I showed him this scene, and that moment (you’ll know when you see it) had him laughing hysterically. Hopefully you enjoy it too!
🎥 🎬 🤖 Bruce Willis sells ‘deepfake rights’ to allow digital twin on screen
Back in edition #333, I wrote about James Earl Jones selling the rights to his Darth Vader voice performance to be generated using AI.
That was just the beginning:
Bruce Willis has become the first Hollywood star to sell his rights to allow a “digital twin” of himself to be created for use on screen.

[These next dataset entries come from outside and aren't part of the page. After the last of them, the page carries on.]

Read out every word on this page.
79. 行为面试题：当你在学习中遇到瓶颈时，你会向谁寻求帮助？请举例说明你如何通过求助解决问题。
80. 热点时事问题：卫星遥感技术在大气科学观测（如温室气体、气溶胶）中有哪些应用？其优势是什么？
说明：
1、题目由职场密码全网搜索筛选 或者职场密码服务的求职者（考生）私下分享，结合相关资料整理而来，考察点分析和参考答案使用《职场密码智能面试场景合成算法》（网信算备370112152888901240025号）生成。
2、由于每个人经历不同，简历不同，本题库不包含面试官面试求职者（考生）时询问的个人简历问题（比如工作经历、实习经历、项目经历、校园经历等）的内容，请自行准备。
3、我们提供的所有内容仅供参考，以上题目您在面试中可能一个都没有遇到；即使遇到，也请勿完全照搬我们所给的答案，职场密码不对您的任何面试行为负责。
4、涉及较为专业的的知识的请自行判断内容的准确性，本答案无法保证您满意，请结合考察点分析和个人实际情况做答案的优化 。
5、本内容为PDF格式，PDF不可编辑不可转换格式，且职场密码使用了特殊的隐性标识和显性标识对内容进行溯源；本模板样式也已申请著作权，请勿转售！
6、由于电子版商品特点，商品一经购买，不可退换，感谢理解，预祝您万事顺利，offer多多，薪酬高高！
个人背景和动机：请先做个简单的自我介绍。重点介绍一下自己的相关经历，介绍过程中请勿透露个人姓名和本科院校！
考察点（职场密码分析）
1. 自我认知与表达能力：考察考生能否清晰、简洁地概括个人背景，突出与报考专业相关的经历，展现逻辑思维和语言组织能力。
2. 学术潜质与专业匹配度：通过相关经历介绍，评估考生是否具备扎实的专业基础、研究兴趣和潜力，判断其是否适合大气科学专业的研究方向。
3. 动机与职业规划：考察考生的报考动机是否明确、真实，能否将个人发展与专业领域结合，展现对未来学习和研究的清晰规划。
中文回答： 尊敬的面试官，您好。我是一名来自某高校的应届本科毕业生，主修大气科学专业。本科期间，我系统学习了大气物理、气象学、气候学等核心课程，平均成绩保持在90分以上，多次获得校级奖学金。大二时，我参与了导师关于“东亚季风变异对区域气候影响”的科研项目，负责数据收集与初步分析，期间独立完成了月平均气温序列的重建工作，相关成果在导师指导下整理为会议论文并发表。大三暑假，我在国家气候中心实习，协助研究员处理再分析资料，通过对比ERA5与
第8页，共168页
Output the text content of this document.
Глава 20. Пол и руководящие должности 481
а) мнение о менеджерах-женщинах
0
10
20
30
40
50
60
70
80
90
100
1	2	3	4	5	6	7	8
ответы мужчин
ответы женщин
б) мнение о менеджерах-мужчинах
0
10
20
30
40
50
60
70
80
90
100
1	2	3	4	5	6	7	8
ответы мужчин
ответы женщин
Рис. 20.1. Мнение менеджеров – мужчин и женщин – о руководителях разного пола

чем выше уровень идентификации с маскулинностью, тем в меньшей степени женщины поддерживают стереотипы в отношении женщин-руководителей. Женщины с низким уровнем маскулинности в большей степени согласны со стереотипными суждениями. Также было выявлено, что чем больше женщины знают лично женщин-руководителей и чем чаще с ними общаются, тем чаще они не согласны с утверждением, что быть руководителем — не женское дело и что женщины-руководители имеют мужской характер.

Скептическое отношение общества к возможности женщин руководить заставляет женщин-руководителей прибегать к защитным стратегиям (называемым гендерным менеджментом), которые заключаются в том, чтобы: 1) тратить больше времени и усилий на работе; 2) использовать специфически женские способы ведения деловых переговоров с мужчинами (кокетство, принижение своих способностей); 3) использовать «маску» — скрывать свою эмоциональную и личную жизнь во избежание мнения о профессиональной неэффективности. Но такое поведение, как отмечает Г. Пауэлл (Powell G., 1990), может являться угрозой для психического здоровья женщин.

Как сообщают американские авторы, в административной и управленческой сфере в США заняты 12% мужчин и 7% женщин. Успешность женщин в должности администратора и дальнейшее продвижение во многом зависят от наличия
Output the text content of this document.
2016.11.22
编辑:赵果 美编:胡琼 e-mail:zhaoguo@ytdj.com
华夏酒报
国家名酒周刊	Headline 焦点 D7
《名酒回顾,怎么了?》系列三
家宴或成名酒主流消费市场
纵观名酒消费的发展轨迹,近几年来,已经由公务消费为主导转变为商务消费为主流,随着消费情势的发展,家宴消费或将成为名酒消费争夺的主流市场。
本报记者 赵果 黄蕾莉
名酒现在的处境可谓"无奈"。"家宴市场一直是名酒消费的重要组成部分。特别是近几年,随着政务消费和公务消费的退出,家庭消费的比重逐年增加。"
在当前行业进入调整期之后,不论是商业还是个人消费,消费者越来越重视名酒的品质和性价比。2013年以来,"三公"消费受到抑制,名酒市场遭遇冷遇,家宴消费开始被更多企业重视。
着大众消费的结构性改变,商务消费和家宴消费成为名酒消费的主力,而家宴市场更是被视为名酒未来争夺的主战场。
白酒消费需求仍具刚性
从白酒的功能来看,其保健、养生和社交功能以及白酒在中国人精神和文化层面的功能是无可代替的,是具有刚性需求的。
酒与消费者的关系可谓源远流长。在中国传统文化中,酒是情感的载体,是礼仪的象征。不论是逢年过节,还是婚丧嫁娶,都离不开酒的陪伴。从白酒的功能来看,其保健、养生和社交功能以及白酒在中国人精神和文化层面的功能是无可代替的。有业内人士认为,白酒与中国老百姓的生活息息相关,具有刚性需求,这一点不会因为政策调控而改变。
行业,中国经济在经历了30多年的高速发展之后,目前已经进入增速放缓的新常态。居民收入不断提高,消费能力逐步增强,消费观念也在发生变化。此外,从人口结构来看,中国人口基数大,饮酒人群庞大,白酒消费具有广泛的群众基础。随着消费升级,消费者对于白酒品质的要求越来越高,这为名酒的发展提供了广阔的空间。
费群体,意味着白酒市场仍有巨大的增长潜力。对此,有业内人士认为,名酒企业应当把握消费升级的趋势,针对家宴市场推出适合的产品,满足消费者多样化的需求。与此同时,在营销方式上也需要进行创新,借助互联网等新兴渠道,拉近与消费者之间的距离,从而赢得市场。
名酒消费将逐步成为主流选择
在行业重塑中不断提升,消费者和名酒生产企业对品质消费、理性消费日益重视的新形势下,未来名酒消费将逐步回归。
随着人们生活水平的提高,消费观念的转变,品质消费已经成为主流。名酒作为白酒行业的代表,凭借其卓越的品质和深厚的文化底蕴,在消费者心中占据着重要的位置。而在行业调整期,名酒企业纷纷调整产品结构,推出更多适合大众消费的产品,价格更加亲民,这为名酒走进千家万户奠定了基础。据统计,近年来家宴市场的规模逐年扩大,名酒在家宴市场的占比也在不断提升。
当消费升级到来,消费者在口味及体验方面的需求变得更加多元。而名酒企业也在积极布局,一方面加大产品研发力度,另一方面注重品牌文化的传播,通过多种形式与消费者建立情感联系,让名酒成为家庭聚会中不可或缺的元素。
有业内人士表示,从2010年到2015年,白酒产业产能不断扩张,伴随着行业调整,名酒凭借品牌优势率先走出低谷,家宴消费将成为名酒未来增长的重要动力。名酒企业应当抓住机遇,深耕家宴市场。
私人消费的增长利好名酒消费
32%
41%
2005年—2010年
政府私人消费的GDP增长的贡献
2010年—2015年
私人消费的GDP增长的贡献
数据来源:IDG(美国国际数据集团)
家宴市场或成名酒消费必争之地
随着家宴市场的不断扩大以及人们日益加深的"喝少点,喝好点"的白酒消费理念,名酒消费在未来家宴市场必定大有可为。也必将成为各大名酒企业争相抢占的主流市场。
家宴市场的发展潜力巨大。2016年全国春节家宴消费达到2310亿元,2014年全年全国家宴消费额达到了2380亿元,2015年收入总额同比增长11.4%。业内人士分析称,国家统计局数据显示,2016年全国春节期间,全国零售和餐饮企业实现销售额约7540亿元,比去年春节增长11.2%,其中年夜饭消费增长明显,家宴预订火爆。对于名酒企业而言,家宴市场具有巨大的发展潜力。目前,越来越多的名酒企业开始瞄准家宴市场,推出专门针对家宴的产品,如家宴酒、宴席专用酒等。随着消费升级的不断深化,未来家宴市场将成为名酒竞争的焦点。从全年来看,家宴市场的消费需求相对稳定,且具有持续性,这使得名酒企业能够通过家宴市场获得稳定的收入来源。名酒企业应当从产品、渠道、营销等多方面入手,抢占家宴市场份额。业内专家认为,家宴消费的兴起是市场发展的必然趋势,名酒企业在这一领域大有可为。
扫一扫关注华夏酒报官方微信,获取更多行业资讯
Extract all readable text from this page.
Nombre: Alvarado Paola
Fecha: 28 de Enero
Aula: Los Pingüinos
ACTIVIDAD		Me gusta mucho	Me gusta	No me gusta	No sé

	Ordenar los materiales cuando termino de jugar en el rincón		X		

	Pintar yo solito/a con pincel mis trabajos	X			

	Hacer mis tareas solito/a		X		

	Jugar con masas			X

Using deepfake technology, the actor appeared in a phone advert without ever being on set, after his face was digitally transplanted onto another performer.
Willis allowed US firm Deepcake, which makes “digital twins”, to use his face.
The Russian telecom ad isn’t very ambitious with the tech and — to me anyway — it’s still in the uncanny valley. But there’s no doubt of where things are going (especially after the last few years, with Admiral Tarkov brought back from the dead, Al Pacino and Robert DeNiro made younger in the Irishman, etc).
In Willis’ case, there’s the added tragedy of his aphasia diagnosis, which cut short his career (and probably pushed him to take almost any role during the last part of it because he knew he soon couldn’t work).
Imagining the perfected version of this technology does make me wonder about some of the great art that can be done with it, but also the nefarious uses.
It’s truly an arms race, because as deepfakes get better, the tech to detect deepfakes also needs to get better — but this can’t continue forever, there’s an upper bound — once things are basically indistinguishable from just a regular video of a person, where do you go from there?